SAN FRANCISCO -- One year after failing to win control of the Sierra Club in a hard-fought election, advocates of stricter immigration limits are back, arguing that the venerable conservation group can best protect the environment by reducing population growth.
The club's 750,000 members are voting this month on whether the 113-year-old organization should push for tighter restrictions on immigration, and on five seats on the 15-member board of directors, which sets club policy and commands the $100 million annual budget.
Sierrans for US Population Stabilization, a network of club activists seeking to limit immigration, says overpopulation has led to a variety of environmental problems, including increased resource exploitation, the erosion of wilderness, and the extinction of species.
''The issue of escalating population growth in the United States is the single most important environmental issue in the nation," said board member Paul Watson, who also heads the Sea Shepherd Conservation Society. ''We've got to address this problem."
But opponents, including many current and former club leaders, argue that wading into the politics of immigration will alienate allies such as labor unions and civil rights groups and won't slow population growth worldwide.
''Just to focus on building more walls, and focus on immigration into the United States, does nothing to address the global population problem," said Larry Fahn, the club's president, who is urging members to reject the ballot question. ''It would be damaging to the club and its alliances around the country."
Opponents say overpopulation must be addressed globally, by advocating for family planning education, birth control access, fair trade, and empowerment of women, especially in poor countries.
''We believe population growth has to be addressed by addressing its root causes," said Robert Cox, a former Sierra Club president who wrote the ballot argument in favor of remaining neutral on immigration. ''Immigration control has done nothing to reduce family size or population pressures. It just scapegoats people who end up bearing the brunt of our trade policies and foreign policy."
Voting by mail and online is underway until April 25.
Last year's contentious Sierra Club election drew record turnout after club leaders alleged that outside antiimmigration and animal rights groups were trying to seize control of the influential organization.
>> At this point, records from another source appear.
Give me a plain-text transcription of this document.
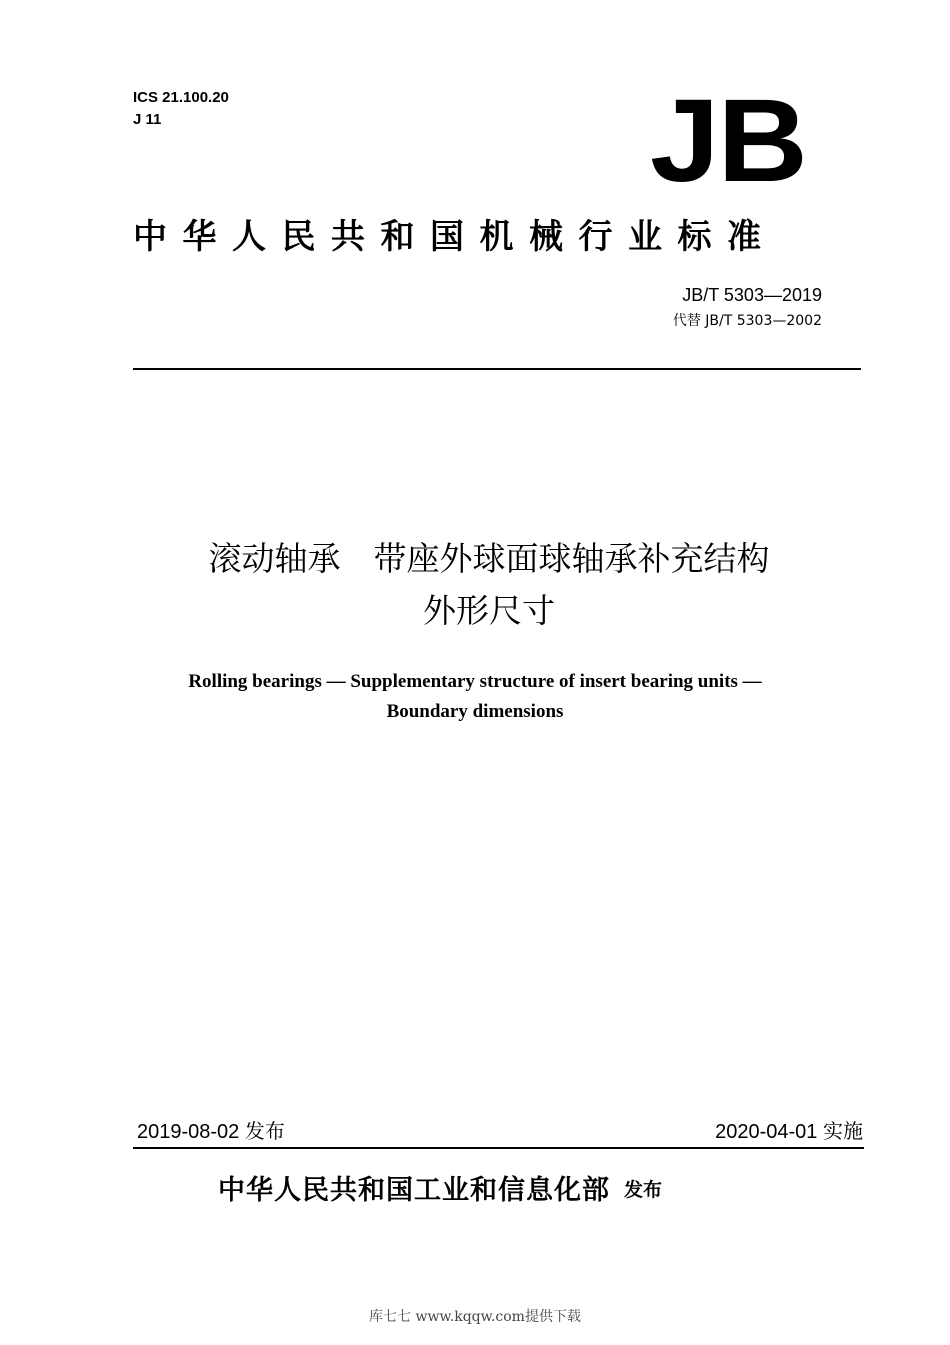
ICS 21.100.20
J 11	JB
中华人民共和国机械行业标准
JB/T 5303—2019
代替 JB/T 5303—2002
滚动轴承　带座外球面球轴承补充结构
外形尺寸
Rolling bearings — Supplementary structure of insert bearing units —
Boundary dimensions
2019-08-02 发布	2020-04-01 实施
中华人民共和国工业和信息化部 发布
库七七 www.kqqw.com提供下载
More than 171,000 members voted -- more than twice as many as in previous elections -- and the five board candidates backed by the club's leadership won in a landslide. They defeated some big-name opponents, including former governor Richard Lamm of Colorado and Frank Morris, former director of the Congressional Black Caucus Foundation.
The San Francisco-based Sierra Club has debated its position on immigration for years and voted in 1998 to remain neutral.
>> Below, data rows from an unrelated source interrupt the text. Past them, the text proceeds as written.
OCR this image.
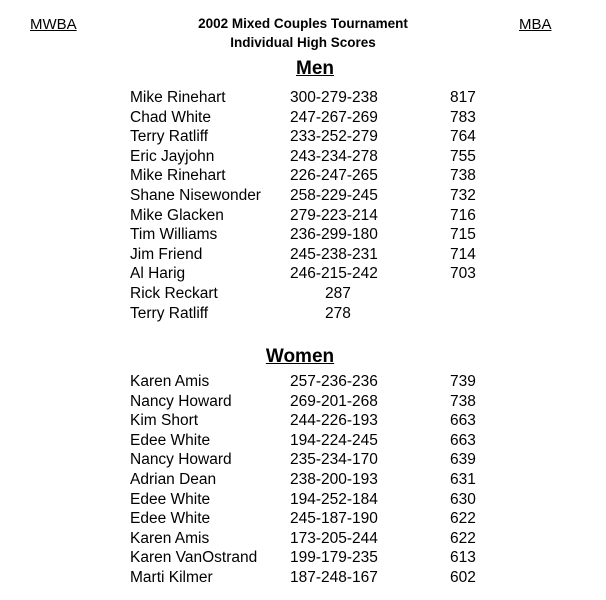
MWBA	MBA
2002 Mixed Couples Tournament
Individual High Scores
Men
Mike Rinehart	300-279-238	817
Chad White	247-267-269	783
Terry Ratliff	233-252-279	764
Eric Jayjohn	243-234-278	755
Mike Rinehart	226-247-265	738
Shane Nisewonder 258-229-245	732
Mike Glacken	279-223-214	716
Tim Williams	236-299-180	715
Jim Friend	245-238-231	714
Al Harig	246-215-242	703
Rick Reckart	287
Terry Ratliff	278
Women
Karen Amis	257-236-236	739
Nancy Howard	269-201-268	738
Kim Short	244-226-193	663
Edee White	194-224-245	663
Nancy Howard	235-234-170	639
Adrian Dean	238-200-193	631
Edee White	194-252-184	630
Edee White	245-187-190	622
Karen Amis	173-205-244	622
Karen VanOstrand 199-179-235	613
Marti Kilmer	187-248-167	602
Still, the club's immigration control advocates have continued to push for a harder line, saying the US population, which has reached about 300 million people, is expected to more than double this century if nothing is done to slow its growth.
''Our population is already too large to be sustainable within our resource base," said Dick Schneider, a club member in Oakland who wrote the ballot argument in favor of lower immigration limits.
The immigration control advocates insist that they have nothing against immigrants. In fact, they argue that limiting immigration will improve wages and working conditions for immigrant workers by reducing competition for jobs.